DATE: THURSDAY, May 24, 1990                   TAG: 9005240658
SECTION: NATIONAL/INTERNATIONAL                    PAGE: A/10   EDITION: EVENING 
SOURCE: Associated Press
DATELINE: WASHINGTON                                LENGTH: Medium


COUNTERSPIES TARGET FINANCIAL STATEMENTS

A committee of experts wants the government to know a lot more about the personal finances of workers with access to top secrets, because money has become the root of modern spying.

The experts' appeal for 13 new laws was warmly received by the Senate Intelligence Committee, whose chairman, David Boren, D-Okla., and vice chairman, William Cohen, R-Maine, set them to work nine months ago.

Nevertheless, as the experts presented their report Wednesday, Democratic and Republican senators indicated they might revise the proposals to introduce additional protections for civil liberties.
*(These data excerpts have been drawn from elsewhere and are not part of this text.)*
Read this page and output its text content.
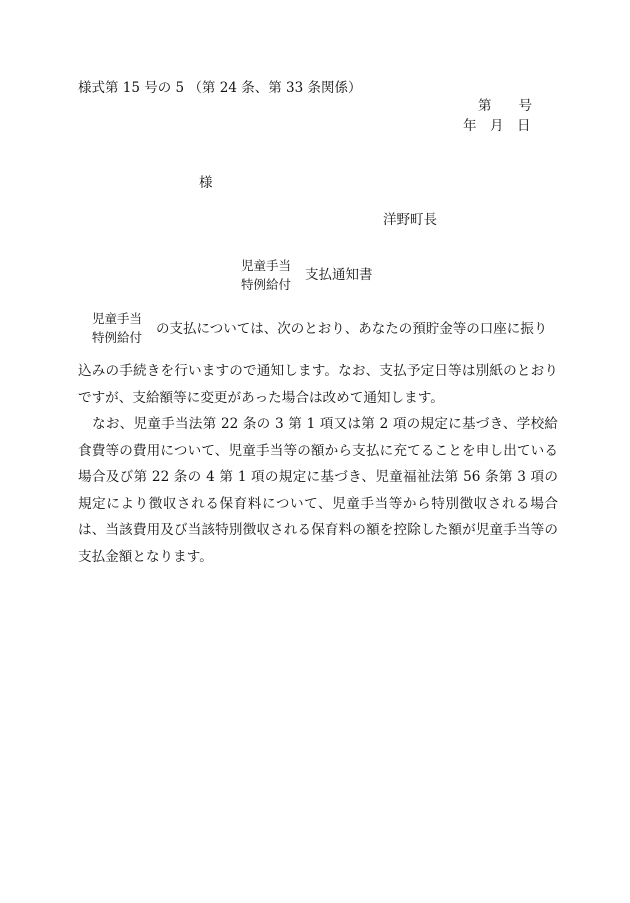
様式第 15 号の 5 （第 24 条、第 33 条関係）
第　　号
年　月　日
様
洋野町長
児童手当
特例給付
支払通知書
児童手当
特例給付
の支払については、次のとおり、あなたの預貯金等の口座に振り

込みの手続きを行いますので通知します。なお、支払予定日等は別紙のとおりですが、支給額等に変更があった場合は改めて通知します。

なお、児童手当法第 22 条の 3 第 1 項又は第 2 項の規定に基づき、学校給食費等の費用について、児童手当等の額から支払に充てることを申し出ている場合及び第 22 条の 4 第 1 項の規定に基づき、児童福祉法第 56 条第 3 項の規定により徴収される保育料について、児童手当等から特別徴収される場合は、当該費用及び当該特別徴収される保育料の額を控除した額が児童手当等の支払金額となります。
Many of the proposals would allow government investigators to intrude much more deeply into the personal finances of the 700,000 government and weapons industry employees who hold top secret clearances.
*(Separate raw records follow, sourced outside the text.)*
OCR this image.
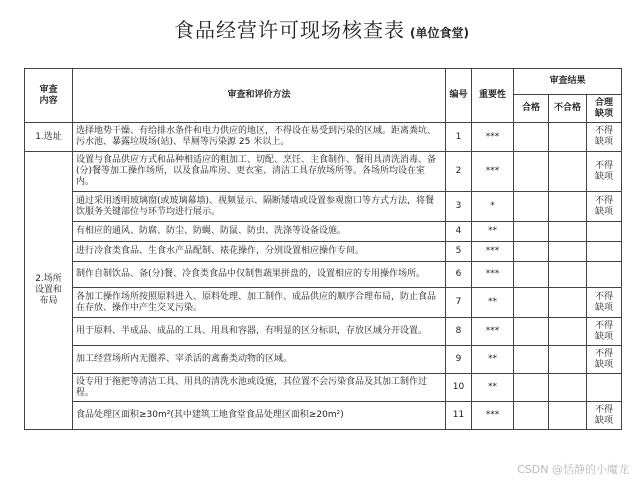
食品经营许可现场核查表 (单位食堂)
审查
内容	审查和评价方法	编号	重要性	审查结果		
				合格	不合格	合理
缺项
1.选址	选择地势干燥、有给排水条件和电力供应的地区，不得设在易受到污染的区域。距离粪坑、污水池、暴露垃圾场(站)、旱厕等污染源 25 米以上。	1	***			不得
缺项
2.场所
设置和
布局	设置与食品供应方式和品种相适应的粗加工、切配、烹饪、主食制作、餐用具清洗消毒、备(分)餐等加工操作场所，以及食品库房、更衣室、清洁工具存放场所等。各场所均设在室内。	2	***			不得
缺项
	通过采用透明玻璃窗(或玻璃幕墙)、视频显示、隔断矮墙或设置参观窗口等方式方法，将餐饮服务关键部位与环节均进行展示。	3	*			不得
缺项
	有相应的通风、防腐、防尘、防蝇、防鼠、防虫、洗涤等设备设施。	4	**			
	进行冷食类食品、生食水产品配制、裱花操作，分别设置相应操作专间。	5	***			
	制作自制饮品、备(分)餐、冷食类食品中仅制售蔬果拼盘的，设置相应的专用操作场所。	6	***			
	各加工操作场所按照原料进入、原料处理、加工制作、成品供应的顺序合理布局，防止食品在存放、操作中产生交叉污染。	7	**			不得
缺项
	用于原料、半成品、成品的工具、用具和容器，有明显的区分标识，存放区域分开设置。	8	***			不得
缺项
	加工经营场所内无圈养、宰杀活的禽畜类动物的区域。	9	**			不得
缺项
	设专用于拖把等清洁工具、用具的清洗水池或设施，其位置不会污染食品及其加工制作过程。	10	**			
	食品处理区面积≥30m²(其中建筑工地食堂食品处理区面积≥20m²)	11	***			不得
缺项
CSDN @恬静的小魔龙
To get those jobs, they would have to agree to allow investigators to examine their bank and commercial credit records anytime up to five years after they leave the secret work.

They would be required to report any foreign travel and any contacts with citizens of foreign countries.

The 25,000 to 30,000 employees who work with codes and code machines would be subject to random polygraph tests. But the questions would be limited to whether they spied or sold secrets and would not cover - as Sen. Boren put it - "how many cocktails they drank or X-rated movies they saw."

Sen. Cohen asked whether the lawmakers ought to write in assurances that a polygraph test alone could not result in firing. The informal chairman of the experts, Eli Jacobs, a venture capitalist and government defense policy adviser, assured him the experts agreed that the polygraph "should not be the sole indicator of suitability."

Sen. Howard Metzenbaum, D-Ohio, asked how many investigators would have access to travel records and whether they could be prevented from misusing information about a trip for an abortion or for an extramarital affair.

Columbia University law professor Harold Edgar told him only 1,000 investigators would see such information. Retired Navy Adm. Bobby Ray Inman, a former deputy CIA director, said Congress could require that information unrelated to spying be destroyed.

The experts also recommended making it a crime to possess spy tools, like secret writing devices, with intent to commit espionage.

Inman presented an analysis of 19 well-known cases in the last 20 years. Money was a motive in 14.

Sen. Boren praised the experts for pointing out "a blind spot" in U.S. defenses. Once workers obtain security clearances, "we know less about them financially than if they're applying for an auto loan," Boren said.